The problem with the I-work-so-hard defence, which is much used in all areas of the City, is that it’s really no defence at all. Think of the one-parent families working two jobs to pay a credit-crunch mortgage, or perhaps of everyone who does 10-12 hours in a formal job and then all their own cooking and housework too (I’m guessing Levinson isn’t one of these). Most people work hard. And lots of people work many more than 12 hours a day. But none of them either get paid millions, or somehow think their long hours make them worth millions. The truth is that the only excuse for being “worth” $300m is being brilliantly clever in a way most people aren’t and can never hope to be.

So is Levinson that clever? He might be, but I rather doubt it.
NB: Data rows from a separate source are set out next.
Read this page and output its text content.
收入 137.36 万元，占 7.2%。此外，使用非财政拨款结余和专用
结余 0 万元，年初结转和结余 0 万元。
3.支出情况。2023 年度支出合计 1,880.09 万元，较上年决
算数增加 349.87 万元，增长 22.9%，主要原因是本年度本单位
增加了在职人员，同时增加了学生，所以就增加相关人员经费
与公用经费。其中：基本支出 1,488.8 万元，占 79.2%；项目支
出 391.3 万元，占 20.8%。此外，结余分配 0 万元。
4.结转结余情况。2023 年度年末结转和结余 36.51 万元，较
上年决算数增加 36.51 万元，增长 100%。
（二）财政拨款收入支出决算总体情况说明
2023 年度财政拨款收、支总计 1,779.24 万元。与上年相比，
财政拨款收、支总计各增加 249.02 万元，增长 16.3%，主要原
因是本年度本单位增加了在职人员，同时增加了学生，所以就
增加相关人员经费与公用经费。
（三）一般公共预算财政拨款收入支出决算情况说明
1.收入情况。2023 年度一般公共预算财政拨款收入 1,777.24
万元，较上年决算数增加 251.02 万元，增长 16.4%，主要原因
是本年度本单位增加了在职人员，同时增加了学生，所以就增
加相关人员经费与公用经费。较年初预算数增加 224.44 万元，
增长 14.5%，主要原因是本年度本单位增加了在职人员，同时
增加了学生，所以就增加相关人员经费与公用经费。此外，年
Richard Dawkins, in a documentary screened this week (The Genius of Darwin), interviewed someone who reminded him of how easily the successful confuse skill with luck. Imagine, he said, a huge room full of people tossing coins. Eventually one will get ten heads in a row. Ask him how he did it and he won’t tell you that it was statistically inevitable. No, he’ll tell you about his special timing, secret wrist flick and thumb exercise routine. He might even go on to write a book about it all.

And so it very often is with fund managers. Some of them probably have a better insight into markets than others, but the majority of those considered successful have done well simply by chance, whatever they might like to think. After a while they then mostly start to underperform, just as Levinson has. Despite all the hard work, it seems his special wrist flick isn’t working as well as it was these days: Fortress’s macro fund – for which Levinson is responsible – actually fell 2% in the first half of 2008, says Breakingviews. That’s not bad, given that the Dow Jones was down around 12% over the same period. But it still isn’t exactly the positive absolute return the hedge-fund world likes to tell us it can make regardless of market conditions. And I’m not sure it represents $300m worth of value either.